The first step an employer must take is to determine whether its wellness program is subject to the nondiscrimination rules to begin with. If the wellness program is not a part of the group health plan offered by the employer to its employees, the program is not subject to the nondiscrimination rules (although it may still be subject to other federal and/or state laws). The employer also must consider whether the wellness program discriminates on the basis of a “health factor.” A health factor means, among other things, a medical condition, medical history, or disability. If an employee must meet a standard related to a health factor in order to receive a reward under the wellness program, such as a discount on the employee’s health insurance premium, then the program discriminates on the basis of a health factor. An example would be a wellness program that provides a waiver of insurance premiums for employees whose cholesterol is under a certain level.
If an employer’s wellness program does not relate to the employer’s group health plan or does not discriminate based on a health factor, the nondiscrimination rules do not apply. Assuming that the rules do apply, though, the employer must take the next step of determining whether its wellness program complies with the rules. In order to comply with the nondiscrimination rules, a wellness program must have the following characteristics:
• The reward offered to employees under the program must not exceed 20% of the cost of health coverage. (Remember that this figure will rise to 30% or higher in 2014.)
• The program must promote health or prevent disease.
• Individuals who participate in the program must be given a chance to qualify for the reward offered under the program at least once per year.
• The reward offered under the program must be available to all “similarly situated individuals.” Also, the program must offer a reasonable alternative method for obtaining the reward to a person for whom it is unreasonably difficult or medically inadvisable to attempt to meet the program’s general standard.
• The program must disclose the availability of a reasonable alternative of obtaining the reward in all materials describing the program.

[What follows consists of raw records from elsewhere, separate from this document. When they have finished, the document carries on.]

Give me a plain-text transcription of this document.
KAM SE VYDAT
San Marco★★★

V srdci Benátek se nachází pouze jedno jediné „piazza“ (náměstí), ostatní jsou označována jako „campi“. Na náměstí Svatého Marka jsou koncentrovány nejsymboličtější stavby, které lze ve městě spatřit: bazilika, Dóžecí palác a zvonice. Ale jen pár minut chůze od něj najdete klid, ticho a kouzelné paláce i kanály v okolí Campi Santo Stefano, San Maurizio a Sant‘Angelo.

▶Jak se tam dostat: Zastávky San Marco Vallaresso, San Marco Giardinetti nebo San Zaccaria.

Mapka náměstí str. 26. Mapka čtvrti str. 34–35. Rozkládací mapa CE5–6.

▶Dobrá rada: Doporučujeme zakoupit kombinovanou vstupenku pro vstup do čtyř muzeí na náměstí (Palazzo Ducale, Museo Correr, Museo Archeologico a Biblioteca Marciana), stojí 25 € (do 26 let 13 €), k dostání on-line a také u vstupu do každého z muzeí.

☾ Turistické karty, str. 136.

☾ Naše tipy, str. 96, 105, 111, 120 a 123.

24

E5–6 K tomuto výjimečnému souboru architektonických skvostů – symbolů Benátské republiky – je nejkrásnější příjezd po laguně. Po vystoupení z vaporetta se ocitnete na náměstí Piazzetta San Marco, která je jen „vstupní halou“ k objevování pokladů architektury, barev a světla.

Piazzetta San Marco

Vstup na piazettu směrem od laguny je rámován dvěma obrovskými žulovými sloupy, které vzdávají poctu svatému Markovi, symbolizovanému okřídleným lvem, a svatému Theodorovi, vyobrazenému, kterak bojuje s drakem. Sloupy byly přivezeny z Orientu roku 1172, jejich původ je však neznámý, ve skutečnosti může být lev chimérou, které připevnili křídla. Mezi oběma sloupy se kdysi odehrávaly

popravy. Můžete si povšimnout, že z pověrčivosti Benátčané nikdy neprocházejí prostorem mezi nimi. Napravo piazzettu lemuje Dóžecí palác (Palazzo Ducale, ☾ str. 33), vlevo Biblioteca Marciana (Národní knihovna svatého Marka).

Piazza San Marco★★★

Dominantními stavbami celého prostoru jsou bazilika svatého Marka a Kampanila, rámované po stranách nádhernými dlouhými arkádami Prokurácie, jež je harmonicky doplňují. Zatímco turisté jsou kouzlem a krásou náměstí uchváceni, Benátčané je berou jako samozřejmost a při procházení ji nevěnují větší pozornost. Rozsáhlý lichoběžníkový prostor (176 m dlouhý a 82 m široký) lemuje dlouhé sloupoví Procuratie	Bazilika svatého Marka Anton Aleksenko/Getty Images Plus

By tailoring wellness programs to comply with the above rules, employers can offer their employees a healthy and constructive means of saving money, while also benefitting financially in their own right. With health care reform providing for greater rewards than ever before, now is the time for employers who have not yet taken the wise step of implementing a mutually beneficial wellness program to strongly consider doing so.
The above merely summarizes and paraphrases certain portions of the law concerning employer sponsored wellness programs and does not constitute legal advice. The statutes and regulations governing wellness programs are complex. Employers should always consult legal counsel when constructing and implementing such programs.